La isla de Azur

En medio de un tranquilo lago estaba la circular isla de Azur, con no más de quince pasos de ancho y otros tantos de largo. En ella, bajo la sombra de un gran árbol en flor, Azur descansaba sentado con los ojos cerrados. La paz inundaba todo su cuerpo, las flores del árbol acariciaban su piel. La suave brisa viajaba por sus brazos, por sus piernas y sus pies.

¿Qué es la felicidad? No importaba. Azur jamás pensaba en ella, tan solo descansaba sentado con los ojos cerrados mientras la isla yacía a su alrededor. Los sonidos se fundían en un arrullo reconfortante que parecía susurrar su nombre. Notaba la luz en forma de calor en su cuerpo, pero no la veía, pues tenía los ojos cerrados. No precisaba de verla, él era la luz.

Ningún mal sentimiento, ningún pensamiento perturbador. Azur había conseguido ser uno con el mundo y no necesitaba de la lógica y la disertación. No requería de deseos, ni de sueños ni de explicaciones. Azur era simplemente, era tan solo por el hecho de ser, y esa era toda la realidad que necesitaba para completar su existencia.

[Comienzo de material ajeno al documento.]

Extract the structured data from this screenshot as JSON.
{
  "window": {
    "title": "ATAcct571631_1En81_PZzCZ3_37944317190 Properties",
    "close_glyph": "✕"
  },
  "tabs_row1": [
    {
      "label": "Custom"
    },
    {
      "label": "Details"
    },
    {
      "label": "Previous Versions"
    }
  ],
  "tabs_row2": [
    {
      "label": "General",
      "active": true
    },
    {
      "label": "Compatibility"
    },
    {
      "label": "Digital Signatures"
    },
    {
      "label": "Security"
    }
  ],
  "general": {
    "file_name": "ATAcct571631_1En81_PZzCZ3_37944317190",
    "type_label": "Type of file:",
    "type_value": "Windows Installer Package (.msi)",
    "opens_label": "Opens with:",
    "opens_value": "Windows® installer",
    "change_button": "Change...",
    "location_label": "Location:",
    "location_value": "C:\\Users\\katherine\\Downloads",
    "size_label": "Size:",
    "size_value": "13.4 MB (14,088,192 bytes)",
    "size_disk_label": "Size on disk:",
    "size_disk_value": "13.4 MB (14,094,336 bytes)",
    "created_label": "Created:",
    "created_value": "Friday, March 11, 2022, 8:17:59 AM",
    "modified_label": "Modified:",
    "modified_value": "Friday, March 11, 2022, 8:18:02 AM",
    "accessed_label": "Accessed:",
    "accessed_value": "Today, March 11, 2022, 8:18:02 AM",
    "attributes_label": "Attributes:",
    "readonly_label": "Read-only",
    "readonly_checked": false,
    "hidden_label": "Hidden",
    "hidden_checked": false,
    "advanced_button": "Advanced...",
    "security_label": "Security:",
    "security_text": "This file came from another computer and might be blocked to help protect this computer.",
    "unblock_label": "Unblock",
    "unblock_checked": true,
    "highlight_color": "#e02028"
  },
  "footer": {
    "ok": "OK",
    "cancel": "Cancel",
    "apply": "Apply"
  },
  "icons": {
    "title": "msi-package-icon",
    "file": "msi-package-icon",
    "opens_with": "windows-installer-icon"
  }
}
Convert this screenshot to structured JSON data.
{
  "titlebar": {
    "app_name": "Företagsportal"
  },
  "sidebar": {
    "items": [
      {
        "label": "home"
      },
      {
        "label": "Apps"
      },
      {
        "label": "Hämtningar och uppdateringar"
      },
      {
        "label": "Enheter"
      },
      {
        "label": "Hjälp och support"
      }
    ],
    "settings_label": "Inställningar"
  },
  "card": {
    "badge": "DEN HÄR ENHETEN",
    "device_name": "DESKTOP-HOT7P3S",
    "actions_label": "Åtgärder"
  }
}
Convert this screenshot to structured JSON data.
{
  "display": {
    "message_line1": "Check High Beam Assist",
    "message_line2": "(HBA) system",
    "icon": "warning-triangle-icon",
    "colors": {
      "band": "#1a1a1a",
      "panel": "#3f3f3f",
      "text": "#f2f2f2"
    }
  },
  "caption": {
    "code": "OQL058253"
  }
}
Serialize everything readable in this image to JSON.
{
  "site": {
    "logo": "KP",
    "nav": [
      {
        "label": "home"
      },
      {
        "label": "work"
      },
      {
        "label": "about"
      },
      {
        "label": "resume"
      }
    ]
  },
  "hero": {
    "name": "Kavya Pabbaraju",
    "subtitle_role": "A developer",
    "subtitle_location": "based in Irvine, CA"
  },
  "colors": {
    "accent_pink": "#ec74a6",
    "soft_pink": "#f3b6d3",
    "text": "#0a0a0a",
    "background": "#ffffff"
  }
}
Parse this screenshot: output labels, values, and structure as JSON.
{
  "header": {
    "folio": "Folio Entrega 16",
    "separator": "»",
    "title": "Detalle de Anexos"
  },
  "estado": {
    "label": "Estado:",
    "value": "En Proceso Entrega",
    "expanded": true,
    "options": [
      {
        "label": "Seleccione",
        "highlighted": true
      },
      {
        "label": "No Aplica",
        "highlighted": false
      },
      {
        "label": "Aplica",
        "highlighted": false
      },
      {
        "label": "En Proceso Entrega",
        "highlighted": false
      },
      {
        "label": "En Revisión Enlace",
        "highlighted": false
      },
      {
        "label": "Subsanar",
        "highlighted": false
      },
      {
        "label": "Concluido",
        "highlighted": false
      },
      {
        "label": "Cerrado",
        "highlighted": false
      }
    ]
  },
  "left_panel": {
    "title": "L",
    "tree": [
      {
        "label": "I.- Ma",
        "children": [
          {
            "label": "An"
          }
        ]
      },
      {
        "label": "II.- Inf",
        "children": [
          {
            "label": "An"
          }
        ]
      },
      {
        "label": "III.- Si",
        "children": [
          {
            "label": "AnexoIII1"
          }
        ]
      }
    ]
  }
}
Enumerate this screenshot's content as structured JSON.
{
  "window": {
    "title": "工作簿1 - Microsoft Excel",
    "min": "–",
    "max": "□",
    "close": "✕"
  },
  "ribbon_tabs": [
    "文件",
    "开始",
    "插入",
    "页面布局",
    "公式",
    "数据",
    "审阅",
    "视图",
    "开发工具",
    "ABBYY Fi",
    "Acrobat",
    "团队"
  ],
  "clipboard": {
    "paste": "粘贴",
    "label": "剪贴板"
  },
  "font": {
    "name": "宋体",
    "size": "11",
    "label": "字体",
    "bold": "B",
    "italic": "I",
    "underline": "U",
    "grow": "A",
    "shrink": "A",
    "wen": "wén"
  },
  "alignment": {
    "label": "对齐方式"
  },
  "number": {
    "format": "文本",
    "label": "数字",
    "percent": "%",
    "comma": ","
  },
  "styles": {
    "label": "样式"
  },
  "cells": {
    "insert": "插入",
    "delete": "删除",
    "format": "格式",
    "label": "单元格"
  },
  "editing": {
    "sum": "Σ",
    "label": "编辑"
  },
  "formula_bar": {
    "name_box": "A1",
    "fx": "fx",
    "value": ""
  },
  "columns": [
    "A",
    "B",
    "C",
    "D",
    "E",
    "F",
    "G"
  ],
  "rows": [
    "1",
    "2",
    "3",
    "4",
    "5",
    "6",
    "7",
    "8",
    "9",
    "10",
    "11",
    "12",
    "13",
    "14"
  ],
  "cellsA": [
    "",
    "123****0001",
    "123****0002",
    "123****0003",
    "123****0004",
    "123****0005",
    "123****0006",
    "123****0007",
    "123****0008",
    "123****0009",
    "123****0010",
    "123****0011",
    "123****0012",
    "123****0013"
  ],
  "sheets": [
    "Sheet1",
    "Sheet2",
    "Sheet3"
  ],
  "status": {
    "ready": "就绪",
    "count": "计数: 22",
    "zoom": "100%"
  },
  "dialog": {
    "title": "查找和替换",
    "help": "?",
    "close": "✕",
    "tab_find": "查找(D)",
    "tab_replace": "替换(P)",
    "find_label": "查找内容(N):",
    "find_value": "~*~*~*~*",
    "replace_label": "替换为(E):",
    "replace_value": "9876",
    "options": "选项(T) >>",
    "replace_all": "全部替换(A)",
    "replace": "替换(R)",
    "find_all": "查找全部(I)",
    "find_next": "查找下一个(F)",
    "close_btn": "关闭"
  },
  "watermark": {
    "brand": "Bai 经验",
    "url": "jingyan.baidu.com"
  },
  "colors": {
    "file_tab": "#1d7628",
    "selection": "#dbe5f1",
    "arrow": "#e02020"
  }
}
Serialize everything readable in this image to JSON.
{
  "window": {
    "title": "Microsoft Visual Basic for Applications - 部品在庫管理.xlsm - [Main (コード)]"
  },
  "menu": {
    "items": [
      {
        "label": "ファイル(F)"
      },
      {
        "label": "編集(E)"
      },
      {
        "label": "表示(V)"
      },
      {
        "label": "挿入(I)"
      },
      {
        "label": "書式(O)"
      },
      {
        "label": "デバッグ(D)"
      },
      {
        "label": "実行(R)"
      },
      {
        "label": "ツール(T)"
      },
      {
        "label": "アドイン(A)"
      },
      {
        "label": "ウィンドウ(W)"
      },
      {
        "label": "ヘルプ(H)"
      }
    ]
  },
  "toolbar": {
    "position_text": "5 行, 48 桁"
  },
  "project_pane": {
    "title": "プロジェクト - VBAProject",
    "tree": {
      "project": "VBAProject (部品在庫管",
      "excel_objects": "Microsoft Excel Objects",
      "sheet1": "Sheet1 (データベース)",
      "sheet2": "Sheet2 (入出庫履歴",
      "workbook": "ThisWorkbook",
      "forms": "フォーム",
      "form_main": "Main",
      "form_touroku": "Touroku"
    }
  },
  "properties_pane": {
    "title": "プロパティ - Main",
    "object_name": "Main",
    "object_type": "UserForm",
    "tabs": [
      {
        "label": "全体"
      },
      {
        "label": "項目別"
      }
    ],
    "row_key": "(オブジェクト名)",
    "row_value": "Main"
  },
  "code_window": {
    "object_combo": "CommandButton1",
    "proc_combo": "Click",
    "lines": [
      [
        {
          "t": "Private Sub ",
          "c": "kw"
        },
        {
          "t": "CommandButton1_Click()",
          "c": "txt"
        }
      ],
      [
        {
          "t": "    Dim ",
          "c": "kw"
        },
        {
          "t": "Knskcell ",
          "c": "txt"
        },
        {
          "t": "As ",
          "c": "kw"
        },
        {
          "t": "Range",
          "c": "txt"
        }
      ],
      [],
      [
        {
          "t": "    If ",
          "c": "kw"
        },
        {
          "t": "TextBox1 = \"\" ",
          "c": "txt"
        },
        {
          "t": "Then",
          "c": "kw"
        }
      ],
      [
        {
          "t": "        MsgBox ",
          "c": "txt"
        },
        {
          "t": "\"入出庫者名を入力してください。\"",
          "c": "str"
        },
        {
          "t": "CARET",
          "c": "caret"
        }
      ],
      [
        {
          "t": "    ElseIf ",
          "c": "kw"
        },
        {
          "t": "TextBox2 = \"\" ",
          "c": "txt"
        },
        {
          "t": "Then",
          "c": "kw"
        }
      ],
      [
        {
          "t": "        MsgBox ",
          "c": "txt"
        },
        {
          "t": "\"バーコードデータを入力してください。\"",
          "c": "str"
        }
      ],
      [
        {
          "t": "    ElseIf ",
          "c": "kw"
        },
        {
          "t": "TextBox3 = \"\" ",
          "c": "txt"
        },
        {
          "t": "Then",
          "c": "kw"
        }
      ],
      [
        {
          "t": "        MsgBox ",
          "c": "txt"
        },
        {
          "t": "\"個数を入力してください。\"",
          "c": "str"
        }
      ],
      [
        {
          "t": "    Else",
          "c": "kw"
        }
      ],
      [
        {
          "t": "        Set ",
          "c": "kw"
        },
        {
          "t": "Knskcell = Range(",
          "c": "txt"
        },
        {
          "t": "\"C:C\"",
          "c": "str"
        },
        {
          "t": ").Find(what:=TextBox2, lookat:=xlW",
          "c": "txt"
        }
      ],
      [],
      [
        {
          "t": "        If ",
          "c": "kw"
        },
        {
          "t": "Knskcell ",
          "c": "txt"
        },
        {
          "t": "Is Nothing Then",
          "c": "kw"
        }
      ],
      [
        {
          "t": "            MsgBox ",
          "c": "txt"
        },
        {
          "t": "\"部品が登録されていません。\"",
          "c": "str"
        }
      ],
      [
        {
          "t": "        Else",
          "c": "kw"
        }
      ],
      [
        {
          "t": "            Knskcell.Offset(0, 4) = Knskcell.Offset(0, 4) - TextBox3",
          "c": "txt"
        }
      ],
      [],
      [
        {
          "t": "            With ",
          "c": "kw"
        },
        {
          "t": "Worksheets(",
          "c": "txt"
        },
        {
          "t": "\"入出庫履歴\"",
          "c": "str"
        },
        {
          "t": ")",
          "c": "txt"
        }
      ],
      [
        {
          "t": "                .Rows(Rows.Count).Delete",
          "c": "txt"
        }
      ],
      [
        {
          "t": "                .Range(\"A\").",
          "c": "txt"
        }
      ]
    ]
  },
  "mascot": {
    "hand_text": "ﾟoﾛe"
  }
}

Un día Azur, sin venir a cuento, sin que aquel día tuviera nada de distinto a los demás, ni ningún detalle que lo hiciera especial, un día abrió los ojos. En ese momento pudo ver la luz, pudo ver las flores del árbol y pudo ver la isla y el lago delante de él. Ese día, en ese mismo momento, en el momento en el que abrió los ojos, Azur se preguntó “¿Qué habrá más allá del lago?”. Y en ese momento, la isla de Azur le empezó a parecer el lugar más pequeño, oscuro y horrible de la Tierra, y desde entonces, no se ha conocido ser humano más desgaciado y miserable que él.